I'm working on a project with about 5,000 sensors reporting temperature and vibration data every 10 seconds. My manager wants to use Edge Computing to process data locally before sending it to the cloud. I feel like it's overkill and we should just stream everything to Kinesis. Am I underestimating the bandwidth costs, or is "Edge" just a buzzword for this scale of data?
3 answers
At 5,000 sensors every 10 seconds, you're looking at millions of messages a day. While a single temperature reading is tiny, the "overhead" of the HTTP/MQTT headers and the ingestion costs in the cloud (like Kinesis Shard hours or IoT Core per-message fees) add up fast. The real value of Edge here isn't just cost; it's "data reduction." If 99% of your data is "Normal," why pay to send it? An Edge gateway can run a simple anomaly detection script and only alert the cloud when the vibration exceeds a threshold. This drastically reduces your storage and processing costs in the long run.

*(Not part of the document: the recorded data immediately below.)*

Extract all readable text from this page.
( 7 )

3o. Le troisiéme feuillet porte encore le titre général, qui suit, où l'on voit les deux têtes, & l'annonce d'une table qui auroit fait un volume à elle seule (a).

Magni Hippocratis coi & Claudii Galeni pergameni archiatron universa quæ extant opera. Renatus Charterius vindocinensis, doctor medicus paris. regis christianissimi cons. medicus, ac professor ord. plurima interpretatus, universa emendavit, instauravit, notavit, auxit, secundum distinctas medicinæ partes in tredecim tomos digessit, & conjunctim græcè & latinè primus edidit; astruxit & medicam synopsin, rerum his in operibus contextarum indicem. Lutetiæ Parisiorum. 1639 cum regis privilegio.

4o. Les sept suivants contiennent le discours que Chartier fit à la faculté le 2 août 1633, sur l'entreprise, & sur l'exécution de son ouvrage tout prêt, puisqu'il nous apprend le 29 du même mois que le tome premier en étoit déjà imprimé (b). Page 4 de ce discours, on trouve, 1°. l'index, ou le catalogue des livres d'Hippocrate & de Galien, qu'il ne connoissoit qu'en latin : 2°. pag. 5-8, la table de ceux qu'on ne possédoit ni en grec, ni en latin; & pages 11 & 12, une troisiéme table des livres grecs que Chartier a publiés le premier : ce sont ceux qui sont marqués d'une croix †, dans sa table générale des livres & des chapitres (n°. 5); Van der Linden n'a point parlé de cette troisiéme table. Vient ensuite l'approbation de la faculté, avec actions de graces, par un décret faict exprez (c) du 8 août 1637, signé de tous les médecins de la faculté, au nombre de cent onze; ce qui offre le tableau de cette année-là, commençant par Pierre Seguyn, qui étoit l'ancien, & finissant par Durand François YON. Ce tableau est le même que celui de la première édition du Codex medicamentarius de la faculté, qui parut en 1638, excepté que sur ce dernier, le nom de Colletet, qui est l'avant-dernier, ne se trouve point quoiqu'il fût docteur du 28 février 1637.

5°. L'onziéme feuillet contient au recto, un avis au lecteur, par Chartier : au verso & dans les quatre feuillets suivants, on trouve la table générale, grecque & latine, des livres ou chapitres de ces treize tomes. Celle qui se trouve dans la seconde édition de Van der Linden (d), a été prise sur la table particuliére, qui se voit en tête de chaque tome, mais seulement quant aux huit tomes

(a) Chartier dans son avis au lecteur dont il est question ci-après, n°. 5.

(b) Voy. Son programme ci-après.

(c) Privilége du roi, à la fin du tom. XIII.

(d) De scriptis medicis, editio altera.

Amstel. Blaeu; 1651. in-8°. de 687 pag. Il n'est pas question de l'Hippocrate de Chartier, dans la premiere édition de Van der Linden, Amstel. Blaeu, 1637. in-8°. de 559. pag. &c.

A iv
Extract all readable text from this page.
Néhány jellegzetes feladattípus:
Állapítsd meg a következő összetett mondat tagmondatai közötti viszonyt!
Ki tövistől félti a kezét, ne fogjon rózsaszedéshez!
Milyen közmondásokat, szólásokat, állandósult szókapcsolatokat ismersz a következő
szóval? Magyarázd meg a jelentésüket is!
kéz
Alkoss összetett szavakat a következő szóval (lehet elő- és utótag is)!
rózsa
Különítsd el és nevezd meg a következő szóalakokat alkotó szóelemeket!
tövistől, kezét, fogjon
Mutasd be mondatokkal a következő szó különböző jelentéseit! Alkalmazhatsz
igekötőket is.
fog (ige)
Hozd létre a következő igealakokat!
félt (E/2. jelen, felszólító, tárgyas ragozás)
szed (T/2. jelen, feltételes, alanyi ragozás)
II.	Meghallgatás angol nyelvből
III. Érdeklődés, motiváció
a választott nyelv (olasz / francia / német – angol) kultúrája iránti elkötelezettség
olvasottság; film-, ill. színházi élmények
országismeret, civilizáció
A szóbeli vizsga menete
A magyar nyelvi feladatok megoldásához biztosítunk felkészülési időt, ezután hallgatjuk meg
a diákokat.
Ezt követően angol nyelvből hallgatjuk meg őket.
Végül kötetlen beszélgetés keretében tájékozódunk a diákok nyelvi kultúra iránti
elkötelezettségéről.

What happens if your internet connection goes down? Does the system need to trigger a local shutdown if the vibration gets dangerous, or is this just for long-term historical analytics?
Edge isn't just about latency; it's about privacy too. If any of that sensor data is sensitive, processing it locally means it never has to leave your facility.
Exactly, Susan. Compliance is a huge driver for Edge. By the time the data hits the public cloud, it's already been filtered or masked, which simplifies your security audits
Thomas, that's the clincher. If there is a "safety" component, you can't rely on the round-trip to the cloud. We had a similar setup in a factory where we needed sub-millisecond response times to stop a motor. We used AWS IoT Greengrass on a local industrial PC. It handles the local logic and then syncs the "boring" telemetry data to the cloud whenever the bandwidth is cheap or available.